Anissia explique qu’elle n’a vraiment réalisé la violence que le lendemain. Elle raconte : « Quand elle m’a sauté dessus (mon agresseuse, NDLR), j’étais en train d’essayer d’empêcher un homme de frapper Pauline (une autre victime directe). Les images montrent bien que ce n’est pas moi qui frappe. C’est dingue de voir la violence qu’ils ont en eux pour nous faire mal, la manière dont elle a cherché à me mordre était sidérante. Heureusement, au bout de quelques secondes, des gens, des deux côtés nous ont séparées ».

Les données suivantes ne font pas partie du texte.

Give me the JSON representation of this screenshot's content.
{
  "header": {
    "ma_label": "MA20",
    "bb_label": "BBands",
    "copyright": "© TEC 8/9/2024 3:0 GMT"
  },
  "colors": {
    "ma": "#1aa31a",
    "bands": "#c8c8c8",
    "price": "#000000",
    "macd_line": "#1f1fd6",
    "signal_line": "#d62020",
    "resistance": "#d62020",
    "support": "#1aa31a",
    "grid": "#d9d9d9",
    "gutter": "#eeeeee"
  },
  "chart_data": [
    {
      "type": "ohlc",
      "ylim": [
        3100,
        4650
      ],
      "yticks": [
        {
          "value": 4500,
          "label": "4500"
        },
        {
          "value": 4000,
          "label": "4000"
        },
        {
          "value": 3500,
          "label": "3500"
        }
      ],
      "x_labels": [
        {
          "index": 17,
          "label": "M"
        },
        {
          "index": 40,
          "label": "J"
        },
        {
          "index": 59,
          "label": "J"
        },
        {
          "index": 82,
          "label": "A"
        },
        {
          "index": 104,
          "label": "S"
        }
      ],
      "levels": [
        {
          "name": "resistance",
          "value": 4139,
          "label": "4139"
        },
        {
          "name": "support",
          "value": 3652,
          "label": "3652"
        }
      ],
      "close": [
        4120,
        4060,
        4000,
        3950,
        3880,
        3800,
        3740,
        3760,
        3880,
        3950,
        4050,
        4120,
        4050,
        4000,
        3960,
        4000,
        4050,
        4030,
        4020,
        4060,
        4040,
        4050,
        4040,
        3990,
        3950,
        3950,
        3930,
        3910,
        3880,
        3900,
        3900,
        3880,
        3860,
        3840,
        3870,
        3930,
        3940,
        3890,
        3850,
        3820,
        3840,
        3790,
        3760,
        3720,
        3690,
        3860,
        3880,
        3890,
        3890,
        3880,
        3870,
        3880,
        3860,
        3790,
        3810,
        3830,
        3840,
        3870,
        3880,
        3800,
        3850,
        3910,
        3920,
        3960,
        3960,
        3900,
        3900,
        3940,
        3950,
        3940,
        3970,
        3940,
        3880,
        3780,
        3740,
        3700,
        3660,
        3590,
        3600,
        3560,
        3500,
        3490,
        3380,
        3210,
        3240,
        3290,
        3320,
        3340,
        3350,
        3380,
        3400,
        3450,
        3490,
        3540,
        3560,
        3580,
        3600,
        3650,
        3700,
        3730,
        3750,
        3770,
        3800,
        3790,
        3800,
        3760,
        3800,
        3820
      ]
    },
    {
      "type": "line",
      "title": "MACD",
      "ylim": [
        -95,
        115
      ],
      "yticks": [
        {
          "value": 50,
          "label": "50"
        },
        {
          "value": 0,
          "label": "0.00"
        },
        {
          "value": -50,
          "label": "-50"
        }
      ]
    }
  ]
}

Pour elle, pas de doute : « ils se sont énervés tout seuls, aidés par des assos qui les attendaient. C’est Act Up et le STRASS qui ont mis le feu aux poudres. On n’a pas bougé du cortège ».

Les témoignages recueillis de militant·es abolitionnistes de CAP international, du Mouvement du Nid et de la Fondations Scelles corroborent les dires d’Anissia.
Un témoin : « Quand on est arrivés à République, ça s’est espacé entre les différents groupes. Je marchais avec d’autres militantes et A., survivante de la prostitution. On était juste derrière les Amazones.

On a vu un militant connu du STRASS rameuter du monde en nous voyant arriver, commençant à crier des slogans hostiles. Ils se sont placés derrière nous. Les agressions ont commencé au bout de la place de la République ; j’ai vu la personne du NPA, venue agresser en premier. J’ai vu les coups échangés. Elle n’était pas toute seule. Il y avait des petits jeunes masqués type antifa. Et des très très jeunes avec des T-Shirt Act-up ».

Je suis allée voir A., qui était bouleversée. Elle, n’a pas reçu de coups, mais a vu ses amies agressées. Elle était très mal ». A., qui le lendemain, avait encore du mal à en parler, témoigne également. « J’ai surtout eu peur pour mes amies, moi je n’ai pas eu de coups directs, mais j’étais choquée ».

J, autre témoin, n’a pas directement vu les coups, mais observé, tout le temps de la manif, le harcèlement par des militant·es anti-abolitionnistes. « Ce que j’ai vu, c’est Thierry Schaffauser et son groupe qui attendaient délibérément qu’on passe. C’est là où les tensions ont commencé. C’est de ce groupe que les agressions verbales sont parties. Ce que j’ai vu, c’était que le groupe était positionné sur le côté de la rue, et n’a rejoint la manifestation qu’au moment du passage des militant.e s abolitionnistes. » 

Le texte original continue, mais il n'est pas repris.